Fratelli e sorelle, potete chiedervi quale sia il nostro ruolo di cristiani nell’ edificazione della pace e dell’avvenire di questo paese. Papa Benedetto XVI, nella sua ultima enciclica sulla Speranza, afferma che caratterizza i cristiani “il fatto che hanno una speranza e avere una speranza significa avere un avvenire”. Questo può applicarsi a noi cristiani della Terra Santa come dell’intero Medio Oriente. Tutto il mondo è preoccupato per la nostra presenza cristiana qui: Israele come l’Autorità Palestinese. Re Abdallah II di Giordania da anni richiama l’attenzione sulla gravità dell’esodo dei cristiani arabi. Numerose sono le voci musulmane che si levano un po’ dappertutto per attirare l’attenzione sul vuoto che sarebbe provocato dall’esodo dei cristiani nel mondo arabo musulmano. Da parte sua il mondo cristiano è preoccupato per la nostra sopravvivenza o per la nostra sparizione.

A voi, fratelli e sorelle, a voi tutti cristiani di questa terra tentati dall’idea di emigrare, oggetto della preoccupazione di tutti, dico subito ciò che Gesù ci dice: Non abbiate paura. Il cristiano non ha il diritto di avere paura né di svignarsela nelle difficoltà. Il che significa che occorre condividere le preoccupazioni di tutti, costruire la pace con tutti accettandone i sacrifici, la prigione, forse il rischio della vita, le difficoltà quotidiane per l’occupazione, il muro che separa, la mancanza di libertà negli spostamenti: tutto ciò è la sorte di tutti. E tutti insieme, con i nostri sacrifici e la nostra generosità, costruiamo la pace per tutti..

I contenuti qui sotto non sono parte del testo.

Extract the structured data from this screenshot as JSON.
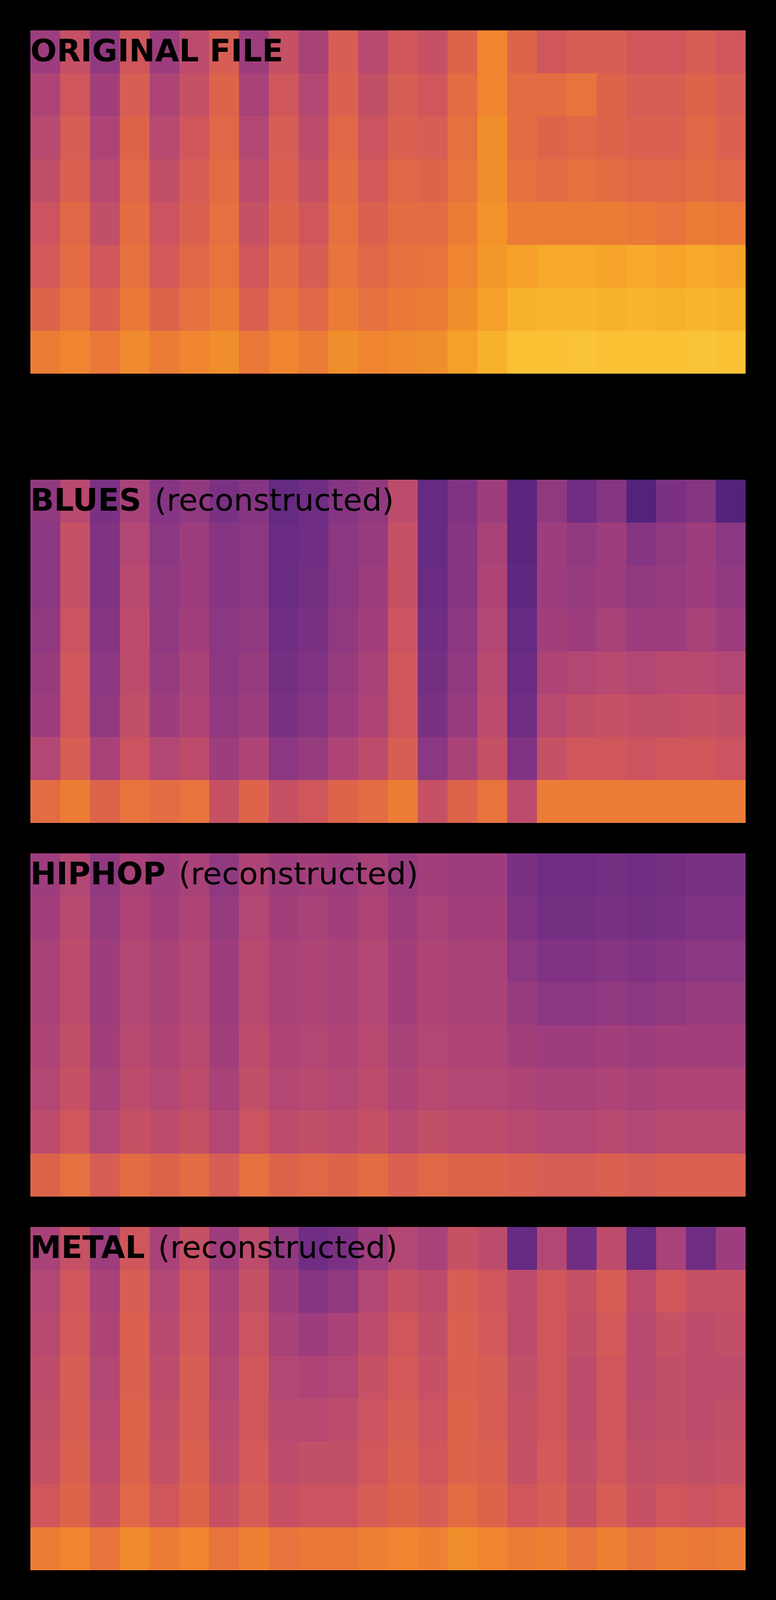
{
  "chart_data": [
    {
      "type": "heatmap",
      "title": "ORIGINAL FILE",
      "tick_labels": false,
      "zlim": [
        0.3,
        0.9
      ],
      "z": [
        [
          0.5,
          0.58,
          0.48,
          0.6,
          0.5,
          0.56,
          0.62,
          0.5,
          0.58,
          0.52,
          0.62,
          0.55,
          0.6,
          0.58,
          0.64,
          0.72,
          0.64,
          0.6,
          0.62,
          0.62,
          0.6,
          0.6,
          0.62,
          0.6
        ],
        [
          0.53,
          0.6,
          0.51,
          0.62,
          0.53,
          0.58,
          0.64,
          0.52,
          0.6,
          0.54,
          0.63,
          0.57,
          0.62,
          0.6,
          0.66,
          0.72,
          0.66,
          0.66,
          0.68,
          0.64,
          0.62,
          0.62,
          0.64,
          0.62
        ],
        [
          0.55,
          0.62,
          0.53,
          0.64,
          0.55,
          0.6,
          0.65,
          0.54,
          0.62,
          0.56,
          0.65,
          0.59,
          0.63,
          0.62,
          0.67,
          0.74,
          0.66,
          0.64,
          0.65,
          0.64,
          0.63,
          0.63,
          0.65,
          0.63
        ],
        [
          0.57,
          0.63,
          0.55,
          0.65,
          0.57,
          0.62,
          0.66,
          0.56,
          0.63,
          0.58,
          0.66,
          0.61,
          0.65,
          0.64,
          0.68,
          0.74,
          0.67,
          0.66,
          0.67,
          0.66,
          0.65,
          0.65,
          0.66,
          0.65
        ],
        [
          0.59,
          0.65,
          0.57,
          0.66,
          0.59,
          0.63,
          0.67,
          0.58,
          0.64,
          0.6,
          0.67,
          0.63,
          0.66,
          0.66,
          0.7,
          0.75,
          0.7,
          0.7,
          0.7,
          0.7,
          0.69,
          0.68,
          0.7,
          0.69
        ],
        [
          0.61,
          0.66,
          0.6,
          0.67,
          0.61,
          0.65,
          0.68,
          0.6,
          0.66,
          0.62,
          0.68,
          0.65,
          0.67,
          0.68,
          0.72,
          0.76,
          0.78,
          0.8,
          0.8,
          0.79,
          0.8,
          0.79,
          0.8,
          0.79
        ],
        [
          0.64,
          0.68,
          0.63,
          0.69,
          0.64,
          0.67,
          0.7,
          0.63,
          0.68,
          0.65,
          0.7,
          0.67,
          0.69,
          0.7,
          0.74,
          0.78,
          0.82,
          0.83,
          0.83,
          0.82,
          0.83,
          0.82,
          0.83,
          0.82
        ],
        [
          0.7,
          0.72,
          0.69,
          0.73,
          0.7,
          0.72,
          0.74,
          0.69,
          0.72,
          0.7,
          0.74,
          0.72,
          0.73,
          0.74,
          0.78,
          0.82,
          0.86,
          0.86,
          0.87,
          0.86,
          0.86,
          0.86,
          0.87,
          0.86
        ]
      ]
    },
    {
      "type": "heatmap",
      "title": "BLUES",
      "subtitle": "(reconstructed)",
      "tick_labels": false,
      "zlim": [
        0.3,
        0.9
      ],
      "z": [
        [
          0.48,
          0.55,
          0.44,
          0.52,
          0.46,
          0.48,
          0.44,
          0.46,
          0.4,
          0.42,
          0.46,
          0.48,
          0.56,
          0.4,
          0.45,
          0.5,
          0.38,
          0.48,
          0.42,
          0.46,
          0.36,
          0.44,
          0.46,
          0.36
        ],
        [
          0.47,
          0.58,
          0.45,
          0.54,
          0.47,
          0.5,
          0.46,
          0.47,
          0.41,
          0.42,
          0.47,
          0.49,
          0.58,
          0.4,
          0.46,
          0.52,
          0.38,
          0.5,
          0.48,
          0.5,
          0.46,
          0.48,
          0.5,
          0.47
        ],
        [
          0.47,
          0.58,
          0.45,
          0.55,
          0.48,
          0.5,
          0.46,
          0.47,
          0.41,
          0.43,
          0.47,
          0.5,
          0.58,
          0.41,
          0.46,
          0.53,
          0.39,
          0.5,
          0.49,
          0.5,
          0.48,
          0.49,
          0.5,
          0.48
        ],
        [
          0.48,
          0.59,
          0.46,
          0.56,
          0.48,
          0.51,
          0.47,
          0.48,
          0.42,
          0.44,
          0.48,
          0.51,
          0.59,
          0.42,
          0.47,
          0.54,
          0.4,
          0.51,
          0.5,
          0.52,
          0.5,
          0.5,
          0.52,
          0.5
        ],
        [
          0.49,
          0.6,
          0.47,
          0.56,
          0.49,
          0.52,
          0.47,
          0.49,
          0.43,
          0.45,
          0.49,
          0.52,
          0.6,
          0.43,
          0.48,
          0.55,
          0.41,
          0.53,
          0.54,
          0.55,
          0.54,
          0.55,
          0.55,
          0.54
        ],
        [
          0.5,
          0.6,
          0.48,
          0.57,
          0.5,
          0.53,
          0.48,
          0.5,
          0.44,
          0.46,
          0.5,
          0.53,
          0.6,
          0.44,
          0.49,
          0.56,
          0.42,
          0.55,
          0.57,
          0.58,
          0.57,
          0.57,
          0.58,
          0.57
        ],
        [
          0.54,
          0.62,
          0.52,
          0.59,
          0.54,
          0.56,
          0.5,
          0.53,
          0.47,
          0.49,
          0.53,
          0.56,
          0.62,
          0.47,
          0.52,
          0.58,
          0.45,
          0.58,
          0.6,
          0.6,
          0.59,
          0.6,
          0.6,
          0.59
        ],
        [
          0.66,
          0.7,
          0.64,
          0.68,
          0.66,
          0.68,
          0.58,
          0.64,
          0.58,
          0.6,
          0.64,
          0.66,
          0.7,
          0.58,
          0.64,
          0.68,
          0.56,
          0.7,
          0.7,
          0.7,
          0.7,
          0.7,
          0.7,
          0.7
        ]
      ]
    },
    {
      "type": "heatmap",
      "title": "HIPHOP",
      "subtitle": "(reconstructed)",
      "tick_labels": false,
      "zlim": [
        0.3,
        0.9
      ],
      "z": [
        [
          0.5,
          0.54,
          0.48,
          0.52,
          0.5,
          0.52,
          0.48,
          0.53,
          0.5,
          0.51,
          0.5,
          0.52,
          0.49,
          0.51,
          0.5,
          0.5,
          0.44,
          0.42,
          0.42,
          0.43,
          0.42,
          0.43,
          0.44,
          0.44
        ],
        [
          0.51,
          0.55,
          0.49,
          0.53,
          0.51,
          0.53,
          0.49,
          0.54,
          0.51,
          0.52,
          0.51,
          0.53,
          0.5,
          0.52,
          0.51,
          0.51,
          0.45,
          0.43,
          0.43,
          0.44,
          0.43,
          0.44,
          0.45,
          0.45
        ],
        [
          0.52,
          0.56,
          0.5,
          0.54,
          0.52,
          0.54,
          0.5,
          0.55,
          0.52,
          0.53,
          0.52,
          0.54,
          0.51,
          0.53,
          0.52,
          0.52,
          0.47,
          0.45,
          0.45,
          0.46,
          0.45,
          0.46,
          0.47,
          0.47
        ],
        [
          0.52,
          0.56,
          0.5,
          0.54,
          0.52,
          0.54,
          0.5,
          0.55,
          0.52,
          0.53,
          0.52,
          0.54,
          0.51,
          0.53,
          0.52,
          0.52,
          0.49,
          0.47,
          0.47,
          0.48,
          0.47,
          0.48,
          0.49,
          0.49
        ],
        [
          0.53,
          0.57,
          0.51,
          0.55,
          0.53,
          0.55,
          0.51,
          0.56,
          0.53,
          0.54,
          0.53,
          0.55,
          0.52,
          0.54,
          0.53,
          0.53,
          0.51,
          0.5,
          0.5,
          0.51,
          0.5,
          0.51,
          0.51,
          0.51
        ],
        [
          0.54,
          0.58,
          0.52,
          0.56,
          0.54,
          0.56,
          0.52,
          0.57,
          0.54,
          0.55,
          0.54,
          0.56,
          0.53,
          0.55,
          0.54,
          0.54,
          0.53,
          0.52,
          0.52,
          0.53,
          0.52,
          0.53,
          0.53,
          0.53
        ],
        [
          0.56,
          0.6,
          0.54,
          0.58,
          0.56,
          0.58,
          0.54,
          0.59,
          0.56,
          0.57,
          0.56,
          0.58,
          0.55,
          0.57,
          0.56,
          0.56,
          0.55,
          0.54,
          0.54,
          0.55,
          0.54,
          0.55,
          0.55,
          0.55
        ],
        [
          0.64,
          0.67,
          0.62,
          0.66,
          0.64,
          0.66,
          0.62,
          0.67,
          0.64,
          0.65,
          0.64,
          0.66,
          0.63,
          0.65,
          0.64,
          0.64,
          0.63,
          0.62,
          0.62,
          0.63,
          0.62,
          0.63,
          0.63,
          0.63
        ]
      ]
    },
    {
      "type": "heatmap",
      "title": "METAL",
      "subtitle": "(reconstructed)",
      "tick_labels": false,
      "zlim": [
        0.3,
        0.9
      ],
      "z": [
        [
          0.52,
          0.58,
          0.5,
          0.6,
          0.52,
          0.58,
          0.5,
          0.56,
          0.48,
          0.42,
          0.44,
          0.5,
          0.54,
          0.52,
          0.58,
          0.56,
          0.4,
          0.54,
          0.42,
          0.56,
          0.4,
          0.52,
          0.42,
          0.5
        ],
        [
          0.54,
          0.6,
          0.52,
          0.62,
          0.54,
          0.6,
          0.52,
          0.58,
          0.5,
          0.46,
          0.48,
          0.54,
          0.58,
          0.56,
          0.62,
          0.6,
          0.56,
          0.6,
          0.58,
          0.62,
          0.56,
          0.6,
          0.58,
          0.58
        ],
        [
          0.55,
          0.61,
          0.53,
          0.63,
          0.55,
          0.61,
          0.53,
          0.59,
          0.52,
          0.5,
          0.52,
          0.56,
          0.6,
          0.57,
          0.63,
          0.61,
          0.56,
          0.6,
          0.57,
          0.61,
          0.55,
          0.58,
          0.56,
          0.57
        ],
        [
          0.56,
          0.62,
          0.54,
          0.63,
          0.56,
          0.62,
          0.54,
          0.6,
          0.54,
          0.53,
          0.54,
          0.58,
          0.61,
          0.58,
          0.63,
          0.62,
          0.57,
          0.6,
          0.56,
          0.6,
          0.55,
          0.57,
          0.56,
          0.56
        ],
        [
          0.57,
          0.62,
          0.55,
          0.64,
          0.57,
          0.62,
          0.55,
          0.6,
          0.55,
          0.55,
          0.56,
          0.59,
          0.62,
          0.59,
          0.64,
          0.62,
          0.58,
          0.6,
          0.56,
          0.6,
          0.56,
          0.57,
          0.56,
          0.57
        ],
        [
          0.58,
          0.63,
          0.56,
          0.64,
          0.58,
          0.63,
          0.56,
          0.61,
          0.56,
          0.57,
          0.57,
          0.6,
          0.63,
          0.6,
          0.64,
          0.63,
          0.58,
          0.61,
          0.57,
          0.6,
          0.57,
          0.58,
          0.57,
          0.58
        ],
        [
          0.6,
          0.64,
          0.58,
          0.65,
          0.6,
          0.64,
          0.58,
          0.62,
          0.58,
          0.59,
          0.59,
          0.62,
          0.64,
          0.62,
          0.66,
          0.64,
          0.6,
          0.62,
          0.58,
          0.62,
          0.58,
          0.6,
          0.59,
          0.6
        ],
        [
          0.7,
          0.72,
          0.68,
          0.73,
          0.7,
          0.72,
          0.68,
          0.71,
          0.68,
          0.69,
          0.69,
          0.71,
          0.72,
          0.71,
          0.74,
          0.72,
          0.7,
          0.71,
          0.68,
          0.71,
          0.68,
          0.7,
          0.69,
          0.7
        ]
      ]
    }
  ]
}
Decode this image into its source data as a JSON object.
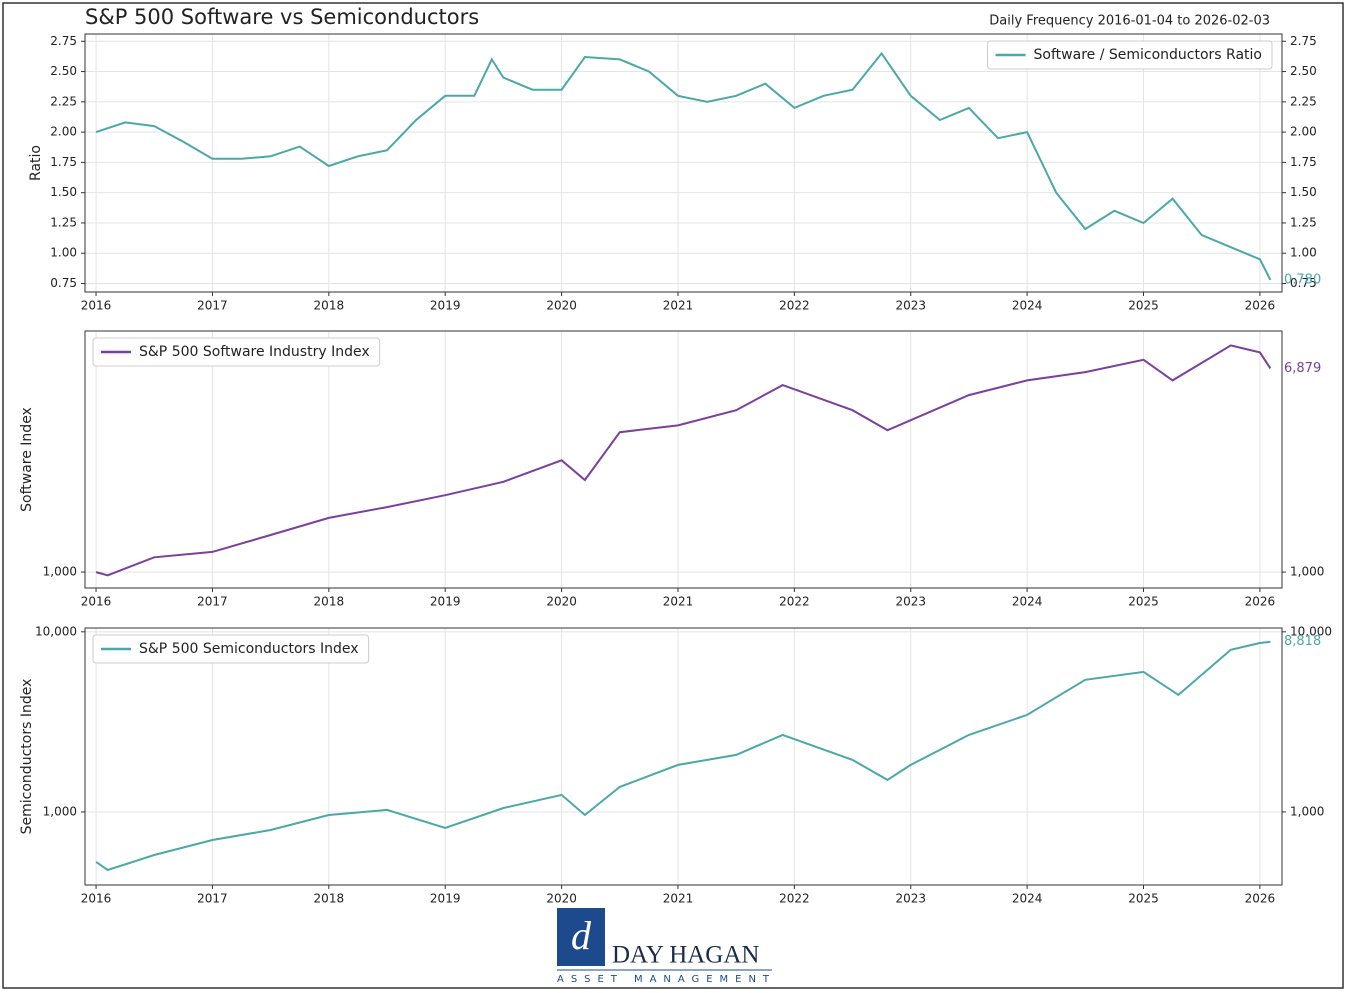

A coloro che sono tentati o spinti dalle difficoltà a lasciare il paese diciamo: qui avete un posto, anzi più che un posto avete una vocazione, di essere cristiani qui, nella terra di Gesù e non altrove nel mondo. Accettate dunque questa vocazione vostra , per quanto difficile sia. La nostra presenza qui è testimonianza della vocazione universale di questa terra, terra di Dio e terra per le tre religioni e i due popoli che la abitano, Ascoltate la voce della vostra vocazione e la voce di tutti coloro che vi reclamano qui presenti..

Perché non è soltanto in un conflitto che noi viviamo, ma anche nella storia di cui Dio è il maestro. Una storia che Dio fa e ci invita a realizzare con Lui. Ed è Lui il Signore di tutta la storia dell’umanità, dai suoi remoti inizi, dai tempi della storia sacra fino ad oggi. E’ Lui che era, che è e che sarà. Nessuna persona e nessun tempo possono evitarlo. E’ inevitabile perché “in Lui viviamo, ci muoviamo ed esistiamo” (At 17,28). Pieni di speranza, liberi da ogni paura, continuiamo dunque a percorrere la nostra strada.